“Perhaps I can guess it,” she said. “But I will not try. I will not even think of it.”
“The cause, whatever it be, has been full of sorrow to me. I would have given my left hand to have been at Loughlinter this autumn.”
“Are you so fond of it?”
“I should have been staying there with you,” he said. He paused, and for a moment there was no word spoken by either of them; but he could perceive that the hand in which she held her whip was playing with her horse’s mane with a nervous movement. “When I found how it must be, and that I must miss you, I rushed down here that I might see you for a moment. And now I am here I do not dare to speak to you of myself.” They were now beyond the rocks, and Violet, without speaking a word, again put her horse into a trot. He was by her side in a moment, but he could not see her face. “Have you not a word to say to me?” he asked.
“No;—no;—no;” she replied, “not a word when you speak to me like that. There is the carriage. Come;—we will join them.” Then she cantered on, and he followed her till they reached the Earl and Lady Baldock and Miss Boreham. “I have done my devotions now,” said Miss Effingham, “and am ready to return to ordinary life.”

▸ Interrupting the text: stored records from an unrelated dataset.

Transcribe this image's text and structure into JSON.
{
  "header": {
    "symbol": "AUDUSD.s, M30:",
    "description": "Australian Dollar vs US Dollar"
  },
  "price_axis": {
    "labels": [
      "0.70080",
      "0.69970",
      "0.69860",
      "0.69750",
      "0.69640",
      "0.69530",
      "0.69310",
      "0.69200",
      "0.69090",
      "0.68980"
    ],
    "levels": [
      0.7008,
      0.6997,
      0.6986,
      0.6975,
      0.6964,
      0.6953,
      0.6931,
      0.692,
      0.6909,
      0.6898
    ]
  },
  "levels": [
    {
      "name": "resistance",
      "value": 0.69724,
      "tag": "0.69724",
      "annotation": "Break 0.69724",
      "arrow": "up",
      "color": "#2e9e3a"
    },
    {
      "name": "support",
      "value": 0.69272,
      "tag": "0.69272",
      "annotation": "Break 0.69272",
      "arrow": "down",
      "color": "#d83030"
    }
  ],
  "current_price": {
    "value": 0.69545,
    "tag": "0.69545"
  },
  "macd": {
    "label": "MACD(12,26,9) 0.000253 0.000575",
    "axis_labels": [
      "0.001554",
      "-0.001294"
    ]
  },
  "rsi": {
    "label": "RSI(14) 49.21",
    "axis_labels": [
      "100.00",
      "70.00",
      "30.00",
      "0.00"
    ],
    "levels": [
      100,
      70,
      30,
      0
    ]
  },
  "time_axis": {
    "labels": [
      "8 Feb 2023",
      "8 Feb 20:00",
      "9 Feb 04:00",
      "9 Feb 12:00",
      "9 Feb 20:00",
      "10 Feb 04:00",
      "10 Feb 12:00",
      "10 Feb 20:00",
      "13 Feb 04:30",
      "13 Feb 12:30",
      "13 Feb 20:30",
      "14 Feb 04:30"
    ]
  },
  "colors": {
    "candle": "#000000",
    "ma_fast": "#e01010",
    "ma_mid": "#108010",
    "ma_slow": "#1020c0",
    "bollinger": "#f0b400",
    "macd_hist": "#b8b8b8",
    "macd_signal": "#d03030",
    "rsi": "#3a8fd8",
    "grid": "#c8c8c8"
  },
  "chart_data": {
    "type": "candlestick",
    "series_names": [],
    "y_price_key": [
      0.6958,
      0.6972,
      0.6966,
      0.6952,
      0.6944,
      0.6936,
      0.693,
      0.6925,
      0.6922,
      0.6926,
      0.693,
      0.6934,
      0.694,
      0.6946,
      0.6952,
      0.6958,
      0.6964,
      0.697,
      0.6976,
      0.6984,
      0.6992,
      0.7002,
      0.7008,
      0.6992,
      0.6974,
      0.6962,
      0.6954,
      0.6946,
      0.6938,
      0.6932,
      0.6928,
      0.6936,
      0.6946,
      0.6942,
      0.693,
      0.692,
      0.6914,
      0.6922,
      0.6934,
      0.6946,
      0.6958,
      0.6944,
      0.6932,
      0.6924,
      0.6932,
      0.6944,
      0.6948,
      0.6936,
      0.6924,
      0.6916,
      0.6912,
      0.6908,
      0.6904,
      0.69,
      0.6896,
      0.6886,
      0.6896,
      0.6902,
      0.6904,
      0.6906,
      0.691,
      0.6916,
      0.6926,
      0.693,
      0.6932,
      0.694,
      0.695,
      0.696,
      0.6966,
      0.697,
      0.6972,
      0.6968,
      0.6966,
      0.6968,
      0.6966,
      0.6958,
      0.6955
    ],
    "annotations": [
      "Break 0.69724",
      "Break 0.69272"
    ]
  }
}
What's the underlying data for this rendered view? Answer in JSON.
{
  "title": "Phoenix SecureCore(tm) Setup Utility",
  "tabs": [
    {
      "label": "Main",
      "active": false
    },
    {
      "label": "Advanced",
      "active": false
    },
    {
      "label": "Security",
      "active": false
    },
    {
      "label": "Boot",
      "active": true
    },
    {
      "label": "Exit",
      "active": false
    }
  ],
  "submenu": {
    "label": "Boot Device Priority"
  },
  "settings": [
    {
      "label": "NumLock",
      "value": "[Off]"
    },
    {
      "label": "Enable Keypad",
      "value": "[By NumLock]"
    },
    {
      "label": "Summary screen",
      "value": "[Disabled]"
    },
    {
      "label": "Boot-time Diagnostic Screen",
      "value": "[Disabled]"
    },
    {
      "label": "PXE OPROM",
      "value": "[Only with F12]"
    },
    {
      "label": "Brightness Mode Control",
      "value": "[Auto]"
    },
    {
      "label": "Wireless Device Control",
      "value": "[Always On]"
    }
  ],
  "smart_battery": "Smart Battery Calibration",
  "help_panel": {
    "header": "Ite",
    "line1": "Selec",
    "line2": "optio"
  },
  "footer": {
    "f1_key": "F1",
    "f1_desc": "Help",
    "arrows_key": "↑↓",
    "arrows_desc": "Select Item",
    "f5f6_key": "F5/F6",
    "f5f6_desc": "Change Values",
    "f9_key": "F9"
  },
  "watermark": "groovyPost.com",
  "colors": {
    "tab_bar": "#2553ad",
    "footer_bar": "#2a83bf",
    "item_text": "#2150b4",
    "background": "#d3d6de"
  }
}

Phineas could not find another moment in which to speak to her. Though he spent the evening with her, and stood over her as she sang at the Earl’s request, and pressed her hand as she went to bed, and was up to see her start in the morning, he could not draw from her either a word or a look.
CHAPTER XXXV
Mr. Monk upon Reform
Phineas Finn went to Ireland immediately after his return from Saulsby, having said nothing further to Violet Effingham, and having heard nothing further from her than what is recorded in the last chapter. He felt very keenly that his position was unsatisfactory, and brooded over it all the autumn and early winter; but he could form no plan for improving it. A dozen times he thought of writing to Miss Effingham, and asking for an explicit answer. He could not, however, bring himself to write the letter, thinking that written expressions of love are always weak and vapid,—and deterred also by a conviction that Violet, if driven to reply in writing, would undoubtedly reply by a refusal. Fifty times he rode again in his imagination his ride in Saulsby Wood, and he told himself as often that the syren’s answer to him,—her no, no, no,—had been, of all possible answers, the most indefinite and provoking. The tone of her voice as she galloped away from him, the bearing of her countenance when he rejoined her, her manner to him when he saw her start from the Castle in the morning, all forbade him to believe that his words to her had been taken as an offence. She had replied to him with a direct negative, simply with the word “no;” but she had so said it that there had hardly been any sting in the no; and he had known at the moment that whatever might be the result of his suit, he need not regard Violet Effingham as his enemy.